Subdivision of simplicial sets, but not the barycentric one Suppose $K$ and $L$ are simplicial sets.  When should one consider that $K$ is a subdivision of $L$?  I ask with a view to defining some notion of ‘finer’ generalising that of ’finer triangulation‘ of a polyhedron.
If both the simplicial sets are ‘polyhedral’, then they will essentially be given by simplicial complexes together with an ordering of the set of vertices, and in that case the more geometric definition of subdivision can be applied, although it would be nicer if that definition did not rely on first taking the geometric realisation and could be handled just with the abstract simplicial complex formulation. Can this be extended in some cunning way to handle all simplicial sets?
Any simplicial set has a barycentric subdivision, but that subdivides everything in sight. That is not what I am looking for and is well known. Similarly for the ordinal subdivision that I explored years ago with Phil Ehlers. What I want is an idea of subdivision that might take, say, a single 1-simplex in $L$, replace it by a subdivided one and then generate up to higher dimensions, or add a new vertex as if it was in some specified 2-simplex and then to  form a star subdivided version of that 2-simplex without altering other simplices unnecessarily.
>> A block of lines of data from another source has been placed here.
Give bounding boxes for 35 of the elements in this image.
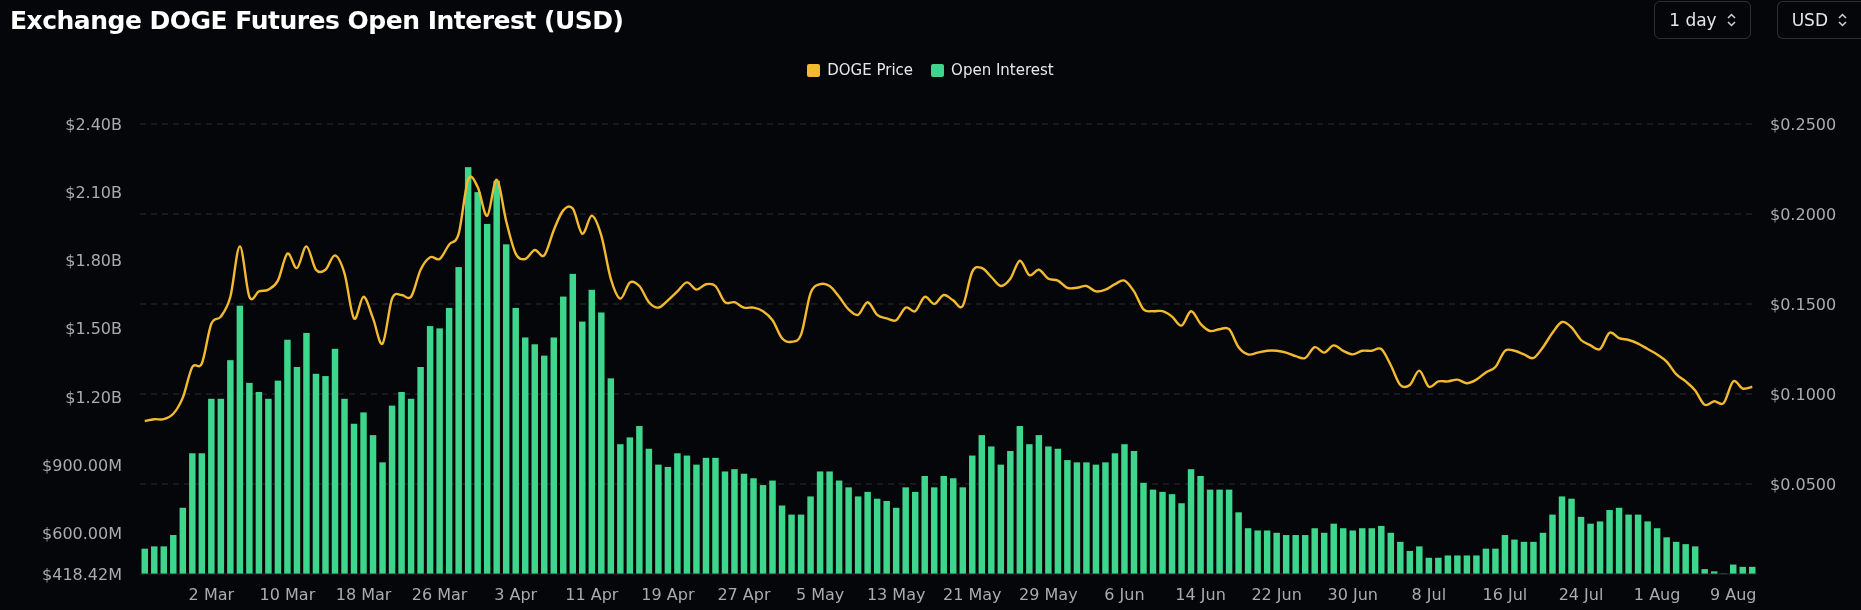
- chart-title: Exchange DOGE Futures Open Interest (USD): [10, 5, 624, 35]
- x-axis-label: 21 May: [943, 585, 1002, 604]
- x-axis-label: 18 Mar: [335, 585, 392, 604]
- y-axis-label: $600.00M: [42, 523, 122, 543]
- y-axis-label: $2.10B: [65, 183, 122, 203]
- x-axis-label: 2 Mar: [188, 585, 235, 604]
- y-axis-label: $1.80B: [65, 251, 122, 271]
- y-axis-label: $900.00M: [42, 455, 122, 475]
- x-axis-label: 3 Apr: [494, 585, 538, 604]
- x-axis-label: 9 Aug: [1709, 585, 1757, 604]
- y-axis-label: $418.42M: [42, 565, 122, 584]
- y-axis-label: $0.2000: [1770, 205, 1837, 224]
- x-axis-label: 1 Aug: [1633, 585, 1681, 604]
- x-axis-label: 27 Apr: [717, 585, 771, 604]
- x-axis-label: 8 Jul: [1411, 585, 1447, 604]
- x-axis-label: 16 Jul: [1482, 585, 1528, 604]
- y-axis-label: $1.50B: [65, 319, 122, 339]
- x-axis-label: 13 May: [866, 585, 926, 604]
- y-axis-label: $0.2500: [1770, 115, 1837, 134]
- y-axis-label: $1.20B: [65, 387, 122, 407]
- x-axis-label: 6 Jun: [1104, 585, 1145, 604]
- x-axis-label: 24 Jul: [1558, 585, 1604, 604]
- x-axis-label: 22 Jun: [1251, 585, 1302, 604]
- x-axis-label: 19 Apr: [641, 585, 695, 604]
- x-axis-label: 10 Mar: [259, 585, 316, 604]
- y-axis-label: $0.1500: [1770, 295, 1837, 314]
- x-axis-label: 11 Apr: [565, 585, 619, 604]
- y-axis-label: $0.0500: [1770, 475, 1837, 494]
- x-axis-label: 26 Mar: [411, 585, 468, 604]
- y-axis-label: $2.40B: [65, 115, 122, 134]
- x-axis-label: 30 Jun: [1327, 585, 1378, 604]
- y-axis-label: $0.1000: [1770, 385, 1837, 404]
- x-axis-label: 14 Jun: [1175, 585, 1226, 604]
- x-axis-label: 29 May: [1019, 585, 1078, 604]
- x-axis-label: 5 May: [795, 585, 845, 604]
Has anyone seen such a construction? I am looking for  references, or an idea on what tools might give such an idea.
 A: Of course, classically, a subdivision of a simplicial complex $K$ is  defined to be a simplicial complex $L$ such that each simplex of $L$ is contained in a simplex of $K$ and each simplex of $K$ is the union of finitely many simplices of $L$, and we can ask for a functorial version.  I don't know of a published analog for simplicial sets. It might be something like a functor $\operatorname{Sd}$ on the category of simplicial sets (maybe required to be induced from a functor from the simplicial category $\Delta$ to itself) together with a natural homeomorphism $\lvert\operatorname{Sd} X\rvert \to \lvert X\rvert$.   Certainly there are known examples.  Segal's paper “Configuration spaces and iterated loop spaces” introduces edgewise subdivision, and the first section of the paper “The cyclotomic trace and algebraic K-theory of spaces” by Bökstedt, Hsiang, and Madsen defines and exploits a variant of Segal's construction.  Tim, I leave it to you to see whether or not that suits your needs.
A: For simplicity, let me talk about simplicial complexes.  There, I think the subdivision you are looking for replaces a face $\sigma$ of your complex with $v_\sigma * \partial \sigma * \mathop{\mathrm{link} }\sigma$, where $v_\sigma$ is a new vertex, $\partial$ is the boundary of $\sigma$ and the link is $\{\tau \setminus \sigma : \sigma \subseteq \tau \}$.  The asterisk of course denotes the join of simplicial complexes.
This operation is sometimes called stellar subdivision.  A textbook source is Kozlov's Combinatorial Algebraic Topology, or Ewald's Combinatorial Convexity and Algebraic Geometry also covers the operation.  Kozlov works with simplicial complexes, Ewald with cell complexes; it's likely that there's a source somewhere that works with simplicial sets (but I don't know it).